Ein Sonderfall bei der Suche nach Wechsel-Impulsen sind wirtschaftliche Schwierigkeiten des Unternehmens – wenn Sie annehmen, dass die nicht nur vorübergehend sind und möglicherweise sogar existenzbedrohend, dann ist es natürlich nicht sinnvoll, zu warten, bis die Firma in den Brunnen gefallen ist. Als Grund für einen Jobwechsel ist das aber ein eher fremdbestimmtes Motiv – ebenso wie im positiven Fall die absolut perfekt auf mich passende Stelle, mit hoher Dotierung beim Shooting-Star der Branche. Manchmal läuft einem so ein Angebot über den Weg, zu dem man kaum „Nein“ sagen kann. Aber die Regel ist es nicht.

Alternativen zur Kündigung

Jetzt sollten Sie eine profunde Bestandsaufnahme gemacht und vielleicht auch verschriftlicht haben.
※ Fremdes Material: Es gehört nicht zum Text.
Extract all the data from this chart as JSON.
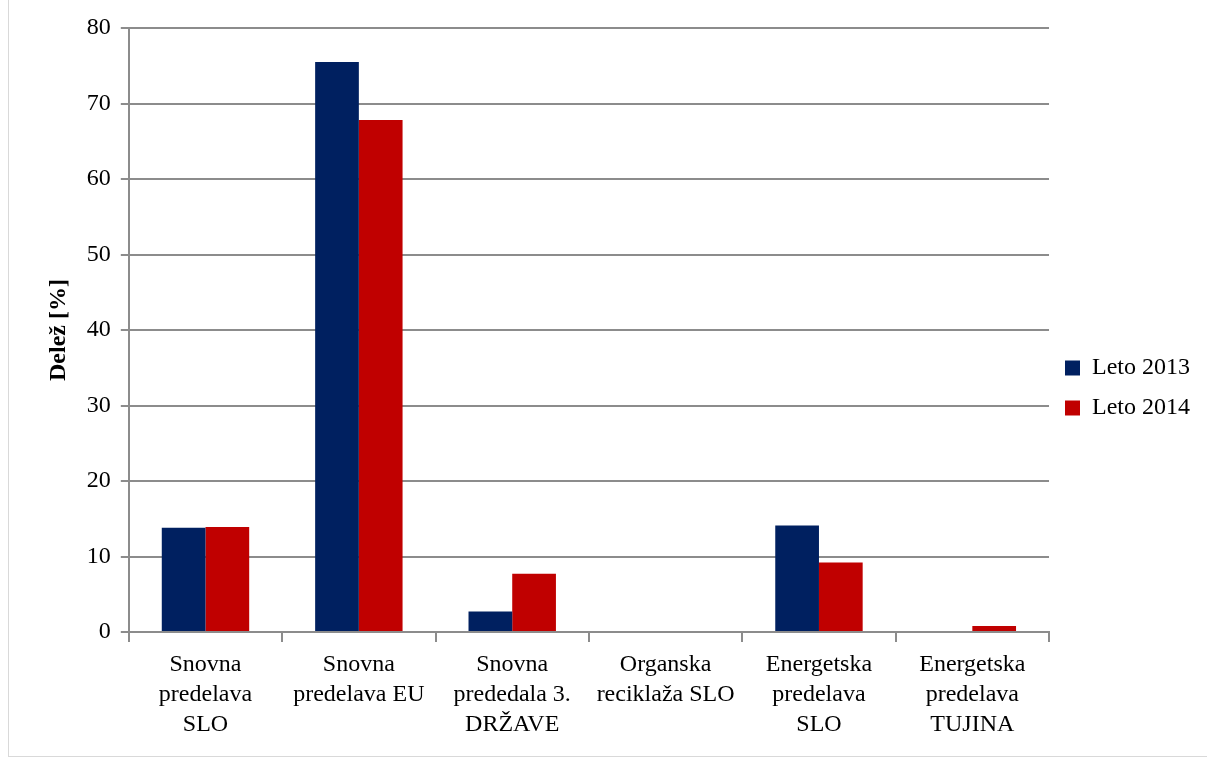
{
  "chart_data": {
    "type": "bar",
    "ylabel": "Delež [%]",
    "categories": [
      "Snovna predelava SLO",
      "Snovna predelava EU",
      "Snovna prededala 3. DRŽAVE",
      "Organska reciklaža SLO",
      "Energetska predelava SLO",
      "Energetska predelava TUJINA"
    ],
    "series": [
      {
        "name": "Leto 2013",
        "color": "#002060",
        "values": [
          13.8,
          75.5,
          2.7,
          0,
          14.1,
          0
        ]
      },
      {
        "name": "Leto 2014",
        "color": "#c00000",
        "values": [
          13.9,
          67.8,
          7.7,
          0,
          9.2,
          0.8
        ]
      }
    ],
    "ylim": [
      0,
      80
    ],
    "yticks": [
      0,
      10,
      20,
      30,
      40,
      50,
      60,
      70,
      80
    ],
    "grid": "y",
    "legend": "right"
  }
}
Wenn Sie Veränderungsbedarf festgestellt haben, dann ist auch jetzt noch nicht die Kündigung der nächste Schritt, sondern die Frage: Was kann ich ändern und wie? Ein Jobwechsel ist nicht die einzige Option, die Sie haben. Vielleicht ist ein Sabbatical angesagt oder eine Reduktion der Arbeitszeit, um mehr Zeit für Familie oder Hobby zu haben? Sehen Sie Möglichkeiten, innerhalb des Unternehmens zu wechseln, vielleicht gar verbunden mit neuen Karriereperspektiven?
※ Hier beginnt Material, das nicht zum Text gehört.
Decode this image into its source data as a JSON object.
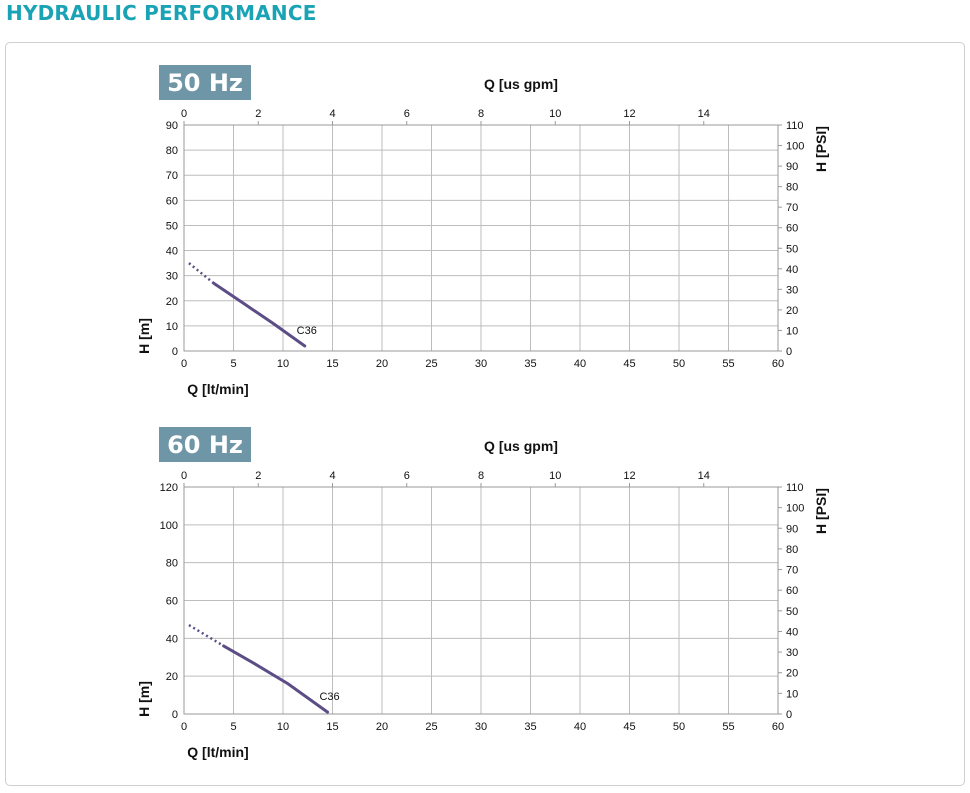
{
  "section_title": "HYDRAULIC PERFORMANCE",
  "colors": {
    "title": "#1aa3b5",
    "badge": "#6f96a7",
    "curve": "#5d4d86",
    "grid": "#bdbdbd"
  },
  "chart_data": [
    {
      "type": "line",
      "badge": "50 Hz",
      "title": "",
      "x_top_label": "Q [us gpm]",
      "x_top_ticks": [
        "0",
        "2",
        "4",
        "6",
        "8",
        "10",
        "12",
        "14"
      ],
      "x_top_lim": [
        0,
        16
      ],
      "xlabel": "Q [lt/min]",
      "x_ticks": [
        "0",
        "5",
        "10",
        "15",
        "20",
        "25",
        "30",
        "35",
        "40",
        "45",
        "50",
        "55",
        "60"
      ],
      "xlim": [
        0,
        60
      ],
      "ylabel": "H [m]",
      "y_ticks": [
        "0",
        "10",
        "20",
        "30",
        "40",
        "50",
        "60",
        "70",
        "80",
        "90"
      ],
      "ylim": [
        0,
        90
      ],
      "y_right_label": "H [PSI]",
      "y_right_ticks": [
        "0",
        "10",
        "20",
        "30",
        "40",
        "50",
        "60",
        "70",
        "80",
        "90",
        "100",
        "110"
      ],
      "y_right_lim": [
        0,
        110
      ],
      "grid": true,
      "series": [
        {
          "name": "C36",
          "dotted": {
            "x": [
              0.5,
              3.0
            ],
            "y": [
              35,
              27
            ]
          },
          "x": [
            3.0,
            6,
            9,
            12.2
          ],
          "y": [
            27,
            19,
            11,
            2
          ]
        }
      ]
    },
    {
      "type": "line",
      "badge": "60 Hz",
      "title": "",
      "x_top_label": "Q [us gpm]",
      "x_top_ticks": [
        "0",
        "2",
        "4",
        "6",
        "8",
        "10",
        "12",
        "14"
      ],
      "x_top_lim": [
        0,
        16
      ],
      "xlabel": "Q [lt/min]",
      "x_ticks": [
        "0",
        "5",
        "10",
        "15",
        "20",
        "25",
        "30",
        "35",
        "40",
        "45",
        "50",
        "55",
        "60"
      ],
      "xlim": [
        0,
        60
      ],
      "ylabel": "H [m]",
      "y_ticks": [
        "0",
        "20",
        "40",
        "60",
        "80",
        "100",
        "120"
      ],
      "ylim": [
        0,
        120
      ],
      "y_right_label": "H [PSI]",
      "y_right_ticks": [
        "0",
        "10",
        "20",
        "30",
        "40",
        "50",
        "60",
        "70",
        "80",
        "90",
        "100",
        "110"
      ],
      "y_right_lim": [
        0,
        110
      ],
      "grid": true,
      "series": [
        {
          "name": "C36",
          "dotted": {
            "x": [
              0.5,
              4.0
            ],
            "y": [
              47,
              36
            ]
          },
          "x": [
            4.0,
            7,
            10.5,
            14.5
          ],
          "y": [
            36,
            27,
            16,
            1
          ]
        }
      ]
    }
  ]
}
Falls diese Möglichkeiten infrage kommen, sollten Sie als Erstes den Kontakt zu Vorgesetzten oder sonstigen relevanten Stellen im Unternehmen suchen, zum Beispiel zum Betriebsrat oder zur Personalabteilung zur Beratung.
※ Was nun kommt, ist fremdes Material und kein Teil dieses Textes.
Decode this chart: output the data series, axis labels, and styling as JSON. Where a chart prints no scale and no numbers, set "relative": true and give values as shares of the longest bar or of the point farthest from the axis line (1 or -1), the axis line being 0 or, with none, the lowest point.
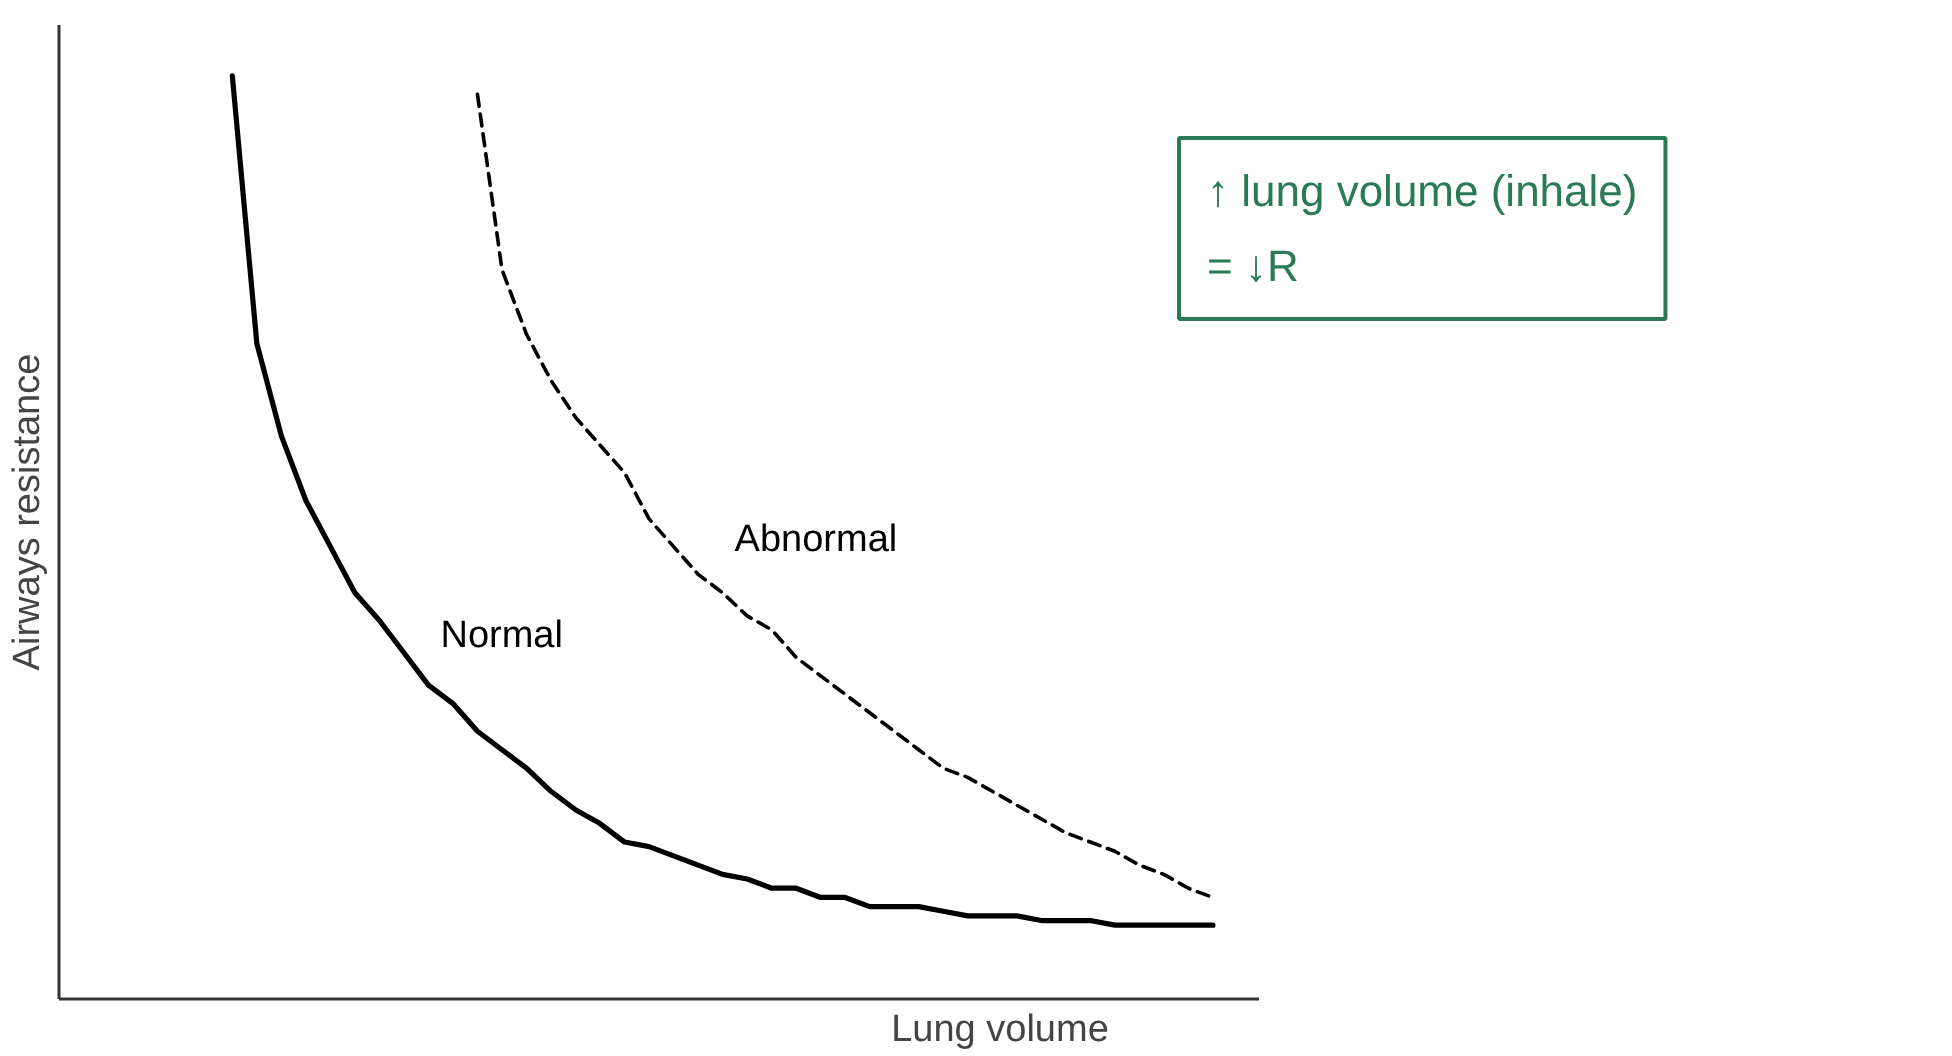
{
  "chart_data": {
    "type": "line",
    "relative": true,
    "xlabel": "Lung volume",
    "ylabel": "Airways resistance",
    "categories": [
      null,
      null,
      null,
      null,
      null,
      null,
      null,
      null,
      null,
      null,
      null,
      null,
      null,
      null,
      null,
      null,
      null,
      null,
      null,
      null,
      null,
      null,
      null,
      null,
      null,
      null,
      null,
      null,
      null,
      null,
      null,
      null,
      null,
      null,
      null,
      null,
      null,
      null,
      null,
      null,
      null
    ],
    "series": [
      {
        "name": "Normal",
        "color": "#000000",
        "line_style": "solid",
        "values": [
          1.0,
          0.71,
          0.61,
          0.54,
          0.49,
          0.44,
          0.41,
          0.375,
          0.34,
          0.32,
          0.29,
          0.27,
          0.25,
          0.225,
          0.205,
          0.19,
          0.17,
          0.165,
          0.155,
          0.145,
          0.135,
          0.13,
          0.12,
          0.12,
          0.11,
          0.11,
          0.1,
          0.1,
          0.1,
          0.095,
          0.09,
          0.09,
          0.09,
          0.085,
          0.085,
          0.085,
          0.08,
          0.08,
          0.08,
          0.08,
          0.08
        ]
      },
      {
        "name": "Abnormal",
        "color": "#000000",
        "line_style": "dashed",
        "values": [
          null,
          null,
          null,
          null,
          null,
          null,
          null,
          null,
          null,
          null,
          0.98,
          0.79,
          0.72,
          0.67,
          0.63,
          0.6,
          0.57,
          0.52,
          0.49,
          0.46,
          0.44,
          0.415,
          0.4,
          0.37,
          0.35,
          0.33,
          0.31,
          0.29,
          0.27,
          0.25,
          0.24,
          0.225,
          0.21,
          0.195,
          0.18,
          0.17,
          0.16,
          0.145,
          0.135,
          0.12,
          0.11
        ]
      }
    ],
    "annotations": [
      "↑ lung volume (inhale)\n= ↓R"
    ]
  }
}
Aber wenn Veränderung im bestehenden Rahmen nicht möglich ist oder nicht Ihren in der Analyse festgestellten Bedürfnissen entspricht, dann sollten Sie sich nach einem neuen Arbeitsplatz umsehen. Aktuell gilt gerade in den frühen Jahren einer Karriere das Durchlaufen verschiedener Stationen bei verschiedenen Unternehmen als Standard – und es stimmt ja auch: Wer immer mal eine neue Aufgabe annimmt, macht auch neue Erfahrungen. So wie Handwerksgesellen früher auf die Walz gingen.

Weniger ist manchmal mehr

Aber bedenken Sie: Wer in 40 Karrierejahren alle drei Jahre die Stelle wechselt, wird es auf 13 Berufsstationen bringen – das ist unsinnig. Eine Online-Befragung unter 2000 deutschen Beschäftigten im Jahr 2016 hat einen Durchschnitt von fünf verschiedenen Stellen in 40 Jahren gebracht, das wären acht Jahre bei einer Firma – das klingt schon realistischer und gesünder. Ideal: als Berufseinsteiger öfter mal wechseln, aber nur in gut begründeten Fällen allzu deutlich von der 3-Jahres-Empfehlung abweichen. In den mittleren und späten Jahren dann aber stärker auf Kontinuität setzen.